The Machinist


by Luke Baumgarten


Right before he took up Batman's cape and cowl to restart the franchise, Christian Bale had to lose a lot of weight for his role in The Machinist. Giddy press releases report that he lost 63 pounds over a period of months, living on cigarettes and Dostoyevsky. Whatever that means.


Bale has demonstrated the willingness to sacrifice star power to create deep characters in American Psycho and as Bruce Wayne, but he took that drive to an absurd level here. Seemingly more than just masochism or showmanship, you can tell those months of Russian morality and nicotine gave Bale plenty of angst to stew in.


At some point, he figured out how to turn a hopelessly thin, impossibly sleep-deprived obsessive-compulsive -- haunted by personal demons that might be real or imaginary -- into a character relatively normal people can relate to.


In doing so, he also saved The Machinist from running the tired course of most psychological thrillers. Aren't they all about figuring out if your personal demons are real or imagined?


The key, I think, is the breadth of emotion he reaches, which is vast and painfully tangible. At work and most other places, Bale's Reznik is overcome with paranoia, as though his past is a cauldron always about to bubble over. His emaciated features are confused, accusatory and unbelievably expressive.

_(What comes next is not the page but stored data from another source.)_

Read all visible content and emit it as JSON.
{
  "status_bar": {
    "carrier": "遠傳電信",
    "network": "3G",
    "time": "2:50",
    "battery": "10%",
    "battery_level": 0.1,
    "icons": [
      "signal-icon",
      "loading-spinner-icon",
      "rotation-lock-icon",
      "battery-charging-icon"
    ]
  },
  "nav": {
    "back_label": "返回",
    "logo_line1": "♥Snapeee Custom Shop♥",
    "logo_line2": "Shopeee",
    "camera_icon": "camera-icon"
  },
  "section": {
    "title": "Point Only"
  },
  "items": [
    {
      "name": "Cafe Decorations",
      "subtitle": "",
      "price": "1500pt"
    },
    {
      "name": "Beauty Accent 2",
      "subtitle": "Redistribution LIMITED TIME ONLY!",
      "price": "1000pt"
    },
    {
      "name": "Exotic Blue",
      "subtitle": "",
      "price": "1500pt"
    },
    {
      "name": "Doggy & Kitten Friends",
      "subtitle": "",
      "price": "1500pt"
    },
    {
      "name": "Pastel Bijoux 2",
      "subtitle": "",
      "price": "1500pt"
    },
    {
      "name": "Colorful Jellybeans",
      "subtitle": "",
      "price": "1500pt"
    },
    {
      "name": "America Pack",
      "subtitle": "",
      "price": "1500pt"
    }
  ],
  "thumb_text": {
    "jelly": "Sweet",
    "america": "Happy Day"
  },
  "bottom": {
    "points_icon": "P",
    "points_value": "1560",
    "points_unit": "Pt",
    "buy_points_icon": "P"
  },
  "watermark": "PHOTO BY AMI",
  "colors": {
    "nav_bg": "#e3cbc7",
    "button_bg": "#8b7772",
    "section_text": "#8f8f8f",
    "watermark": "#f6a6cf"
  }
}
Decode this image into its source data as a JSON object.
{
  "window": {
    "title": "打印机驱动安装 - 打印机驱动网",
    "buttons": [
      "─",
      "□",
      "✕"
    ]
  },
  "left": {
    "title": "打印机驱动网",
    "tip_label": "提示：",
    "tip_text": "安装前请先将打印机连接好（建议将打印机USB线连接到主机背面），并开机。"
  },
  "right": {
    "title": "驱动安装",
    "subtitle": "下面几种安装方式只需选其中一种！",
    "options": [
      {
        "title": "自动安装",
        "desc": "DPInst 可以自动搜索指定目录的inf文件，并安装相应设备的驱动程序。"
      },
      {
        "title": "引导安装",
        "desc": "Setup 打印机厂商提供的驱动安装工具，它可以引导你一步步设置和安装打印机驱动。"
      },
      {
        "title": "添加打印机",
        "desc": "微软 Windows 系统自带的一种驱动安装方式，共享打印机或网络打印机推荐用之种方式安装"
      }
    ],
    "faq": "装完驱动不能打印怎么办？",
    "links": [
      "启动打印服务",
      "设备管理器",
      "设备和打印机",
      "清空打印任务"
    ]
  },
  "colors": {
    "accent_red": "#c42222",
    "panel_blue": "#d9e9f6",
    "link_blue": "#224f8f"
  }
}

As he makes his way through safe, superficial small talk and cornball jokes with a waitress he barely knows, Bale's eyes are watery but sharp. He's soaking up the attention he gets, rejoicing in the ease of human contact without context.


Later, as we realize that these coffee trips are more significant than they seem, Bale's starvation and brooding pays off, as he ties together all the ends of a fairly loose screenplay with the brute force of his emotion.


Watching Christian Bale in The Machinist proves one schoolyard truth -- at least in the case of paranoid, OCD chain smokers so preoccupied with their own inner lives that they starve themselves, alienate everyone around them and go nearly insane: It takes one to know one.